All this implies that the provisions of the directive must be meticulously and clearly incorporated in the legal system of the Member States and that scrupulous checks must be carried out as to compliance with those provisions.
As I have previouslv remarked it is clear that there are no specific provisions in the Italian legal svstem in the field of cosmetic products. The provisional measures which the Italian Government has adopted derive from its existing powers in the field of public health. According to the analysis which the Commission has provided these measures are, however, frequently unclear and, so far as can be ascertained, far from comprehensive. The Italian Government has not disputed this. Indeed on one occasion in the course of the proceedings the Italian measures were so described as if they amounted to a partial implementation of the directive. I question whether that is in fact an accurate description of these measures, inasmuch as they are not so much intended as a genuine implementation of the directive as provisional and incomplete measures in anticipation of the entry into force of the Law. Be that as it may, it appears to me that this Court may not have regard to the present Italian measures in view of the fact that the Commission has requested it to declare that the Italian Republic has failed to adopt the provisions needed to implement Council Directive 76/768/EEC. Accordingly, the Court can only find whether or not there was a failure to implement the directive at the time of expiry of the prescribed period. Partial or other implementation which is not in accordance with a directive may not influence the finding of the Court that there has been a failure to implement the directive.
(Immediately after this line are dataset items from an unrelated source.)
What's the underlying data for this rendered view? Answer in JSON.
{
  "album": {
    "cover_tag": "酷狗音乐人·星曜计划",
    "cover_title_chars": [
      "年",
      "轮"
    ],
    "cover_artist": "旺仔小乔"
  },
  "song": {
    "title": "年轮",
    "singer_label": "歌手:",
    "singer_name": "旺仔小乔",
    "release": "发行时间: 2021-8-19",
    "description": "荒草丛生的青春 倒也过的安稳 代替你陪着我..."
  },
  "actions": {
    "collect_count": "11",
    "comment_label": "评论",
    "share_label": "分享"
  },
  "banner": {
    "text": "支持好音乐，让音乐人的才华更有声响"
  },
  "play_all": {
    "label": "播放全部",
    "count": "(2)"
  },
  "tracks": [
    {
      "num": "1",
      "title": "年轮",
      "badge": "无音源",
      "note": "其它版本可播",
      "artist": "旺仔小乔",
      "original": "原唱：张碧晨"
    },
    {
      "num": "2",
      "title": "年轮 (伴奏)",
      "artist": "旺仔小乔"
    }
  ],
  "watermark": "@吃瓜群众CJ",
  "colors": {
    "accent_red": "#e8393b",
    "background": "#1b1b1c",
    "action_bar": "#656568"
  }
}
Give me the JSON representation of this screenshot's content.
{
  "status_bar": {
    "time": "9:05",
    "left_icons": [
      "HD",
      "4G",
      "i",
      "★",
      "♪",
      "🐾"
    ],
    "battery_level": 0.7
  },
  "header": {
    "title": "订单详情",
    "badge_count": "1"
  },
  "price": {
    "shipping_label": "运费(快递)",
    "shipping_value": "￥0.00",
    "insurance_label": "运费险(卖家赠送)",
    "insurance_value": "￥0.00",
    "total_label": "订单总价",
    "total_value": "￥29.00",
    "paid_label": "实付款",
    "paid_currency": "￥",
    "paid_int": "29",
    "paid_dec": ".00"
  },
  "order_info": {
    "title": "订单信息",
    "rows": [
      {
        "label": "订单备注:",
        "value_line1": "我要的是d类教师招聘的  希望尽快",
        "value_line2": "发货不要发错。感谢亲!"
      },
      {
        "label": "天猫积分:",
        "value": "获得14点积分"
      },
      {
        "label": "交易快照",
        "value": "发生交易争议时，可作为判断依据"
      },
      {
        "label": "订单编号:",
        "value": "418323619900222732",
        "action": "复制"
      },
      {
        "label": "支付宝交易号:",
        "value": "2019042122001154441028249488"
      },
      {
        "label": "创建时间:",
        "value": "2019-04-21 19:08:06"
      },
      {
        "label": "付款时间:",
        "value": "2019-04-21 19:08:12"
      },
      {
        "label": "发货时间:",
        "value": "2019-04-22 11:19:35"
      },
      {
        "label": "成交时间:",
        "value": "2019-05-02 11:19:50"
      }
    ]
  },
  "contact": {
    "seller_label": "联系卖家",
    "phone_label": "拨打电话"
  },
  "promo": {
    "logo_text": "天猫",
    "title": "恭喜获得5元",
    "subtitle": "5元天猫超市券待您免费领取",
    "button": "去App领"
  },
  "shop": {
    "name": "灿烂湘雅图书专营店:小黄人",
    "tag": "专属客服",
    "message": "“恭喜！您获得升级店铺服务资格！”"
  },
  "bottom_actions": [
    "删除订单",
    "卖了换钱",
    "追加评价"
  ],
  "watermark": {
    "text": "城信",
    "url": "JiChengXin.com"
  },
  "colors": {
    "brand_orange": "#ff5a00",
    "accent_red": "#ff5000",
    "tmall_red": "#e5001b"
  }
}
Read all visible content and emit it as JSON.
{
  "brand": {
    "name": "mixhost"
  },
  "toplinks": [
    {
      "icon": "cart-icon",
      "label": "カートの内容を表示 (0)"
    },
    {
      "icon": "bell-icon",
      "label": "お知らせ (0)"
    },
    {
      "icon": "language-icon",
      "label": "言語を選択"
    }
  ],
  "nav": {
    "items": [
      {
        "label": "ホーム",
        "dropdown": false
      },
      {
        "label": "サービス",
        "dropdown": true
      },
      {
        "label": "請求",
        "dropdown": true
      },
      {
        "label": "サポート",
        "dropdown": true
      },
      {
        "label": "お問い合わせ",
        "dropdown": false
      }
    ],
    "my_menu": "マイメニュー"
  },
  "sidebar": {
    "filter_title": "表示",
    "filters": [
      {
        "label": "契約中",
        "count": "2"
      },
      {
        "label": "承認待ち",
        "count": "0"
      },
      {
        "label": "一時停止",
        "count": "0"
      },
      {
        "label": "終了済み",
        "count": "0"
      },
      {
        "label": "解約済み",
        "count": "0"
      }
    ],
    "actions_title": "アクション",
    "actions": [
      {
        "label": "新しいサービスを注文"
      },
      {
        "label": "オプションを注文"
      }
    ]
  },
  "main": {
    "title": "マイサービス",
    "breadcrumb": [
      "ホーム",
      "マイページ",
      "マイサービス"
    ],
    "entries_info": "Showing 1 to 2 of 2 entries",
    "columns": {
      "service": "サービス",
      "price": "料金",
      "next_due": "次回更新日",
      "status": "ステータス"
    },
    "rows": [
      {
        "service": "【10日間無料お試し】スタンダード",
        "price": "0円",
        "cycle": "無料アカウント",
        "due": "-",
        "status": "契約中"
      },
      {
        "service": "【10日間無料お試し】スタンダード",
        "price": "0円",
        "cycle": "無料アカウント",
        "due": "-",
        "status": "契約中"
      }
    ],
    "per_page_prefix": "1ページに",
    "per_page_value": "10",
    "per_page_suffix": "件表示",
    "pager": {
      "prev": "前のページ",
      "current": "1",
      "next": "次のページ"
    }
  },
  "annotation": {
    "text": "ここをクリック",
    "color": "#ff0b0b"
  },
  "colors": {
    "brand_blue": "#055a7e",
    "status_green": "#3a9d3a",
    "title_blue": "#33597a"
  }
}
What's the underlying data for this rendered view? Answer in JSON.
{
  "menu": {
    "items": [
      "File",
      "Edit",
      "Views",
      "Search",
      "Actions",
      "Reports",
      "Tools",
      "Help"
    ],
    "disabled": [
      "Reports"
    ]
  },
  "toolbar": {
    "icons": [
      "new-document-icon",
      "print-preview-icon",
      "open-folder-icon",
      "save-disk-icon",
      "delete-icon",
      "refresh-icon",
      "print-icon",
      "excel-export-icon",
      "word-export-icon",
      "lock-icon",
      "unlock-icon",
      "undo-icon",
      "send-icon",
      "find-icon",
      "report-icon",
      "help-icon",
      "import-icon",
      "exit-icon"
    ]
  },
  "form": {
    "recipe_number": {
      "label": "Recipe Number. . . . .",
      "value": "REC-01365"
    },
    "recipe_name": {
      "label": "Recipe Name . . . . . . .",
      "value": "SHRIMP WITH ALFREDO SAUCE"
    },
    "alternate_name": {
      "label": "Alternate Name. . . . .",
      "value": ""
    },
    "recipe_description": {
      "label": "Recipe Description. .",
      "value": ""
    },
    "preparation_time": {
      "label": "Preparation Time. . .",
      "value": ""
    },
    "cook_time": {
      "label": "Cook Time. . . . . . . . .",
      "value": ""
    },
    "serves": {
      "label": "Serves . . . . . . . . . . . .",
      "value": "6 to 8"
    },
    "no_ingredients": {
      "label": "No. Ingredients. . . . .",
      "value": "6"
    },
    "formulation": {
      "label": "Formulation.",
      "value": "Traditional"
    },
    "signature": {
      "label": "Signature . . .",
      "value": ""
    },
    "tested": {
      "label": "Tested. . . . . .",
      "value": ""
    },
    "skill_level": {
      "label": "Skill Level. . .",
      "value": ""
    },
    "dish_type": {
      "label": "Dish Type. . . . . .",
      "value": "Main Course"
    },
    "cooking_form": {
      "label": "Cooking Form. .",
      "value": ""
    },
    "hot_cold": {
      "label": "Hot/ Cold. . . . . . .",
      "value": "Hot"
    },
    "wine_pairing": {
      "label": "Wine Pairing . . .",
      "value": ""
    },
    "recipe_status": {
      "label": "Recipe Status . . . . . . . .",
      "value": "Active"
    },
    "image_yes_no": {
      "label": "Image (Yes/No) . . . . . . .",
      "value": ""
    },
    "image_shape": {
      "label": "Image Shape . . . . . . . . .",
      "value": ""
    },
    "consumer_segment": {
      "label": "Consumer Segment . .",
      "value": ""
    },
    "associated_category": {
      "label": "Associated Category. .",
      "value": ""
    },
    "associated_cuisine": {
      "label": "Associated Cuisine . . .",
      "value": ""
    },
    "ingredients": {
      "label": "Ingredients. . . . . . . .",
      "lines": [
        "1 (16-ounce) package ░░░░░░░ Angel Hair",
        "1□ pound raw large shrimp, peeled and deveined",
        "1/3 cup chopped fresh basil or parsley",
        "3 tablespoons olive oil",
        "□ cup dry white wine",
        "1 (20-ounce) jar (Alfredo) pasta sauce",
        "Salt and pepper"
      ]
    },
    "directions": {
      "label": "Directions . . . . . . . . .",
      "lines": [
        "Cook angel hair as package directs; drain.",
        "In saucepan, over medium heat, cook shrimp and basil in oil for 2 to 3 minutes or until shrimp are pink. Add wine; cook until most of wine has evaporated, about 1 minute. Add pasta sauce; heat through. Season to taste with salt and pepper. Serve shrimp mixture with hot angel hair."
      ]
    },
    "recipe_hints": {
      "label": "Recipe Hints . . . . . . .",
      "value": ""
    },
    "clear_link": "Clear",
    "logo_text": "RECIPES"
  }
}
Besides it is clear, as I have previously stated, that only complete implementation can ensure the effectiveness of the directive. I, too, am accordingly of the opinion that the Italian Republic has failed to implement the directive within the prescribed period.
A second aspect which merits closer consideration is the request made to the Court by the representative of the Italian Government in the course of the oral proceedings for the Italian Republic to be granted an extension of the time-limit for implementing the directive. In my opinion the Court cannot accede to that request, as the Court itself has also held in its recent judgment of 10 November 1981 in Cases 28 and 29/81 Commission v Italian Republic. The representative of the Iulian Government, at any rate if I have understood him correctly, emphasized, however, on this occasion, that he did not have especially in mind the time-limit which the Commission fixes in its reasoned opinion under Article 169 of the EEC Treaty with which the abovementioned judgments of the Court were particularly concerned.
I am, however, of the opinion that it is a fortiori not within the powers of the Court to fix a further definitive time-limit for the implementation of the directive when confronted with an express provision on the subject contained in the directive itself. It is the task of the Court, in the context of this procedure, where the Commission has decided to bring the case before the Court after the expiry of the period laid down in the reasoned opinion, to find whether or not there has been a breach of an obligation under the Treaty. Where there has been a failure to implement a directive in good time all that is relevant, with regard to the point in time, is what is laid down on that matter in the directive itself. Only an alteration of the time-limit in the directive itself can be relevant in law for the purpose of the Court's decision as to whether or not there has been implementation within the prescribed period.
In conclusion I am of the opinion that the application of the Commission should be granted and the Italian Republic should be ordered to bear the costs of the case.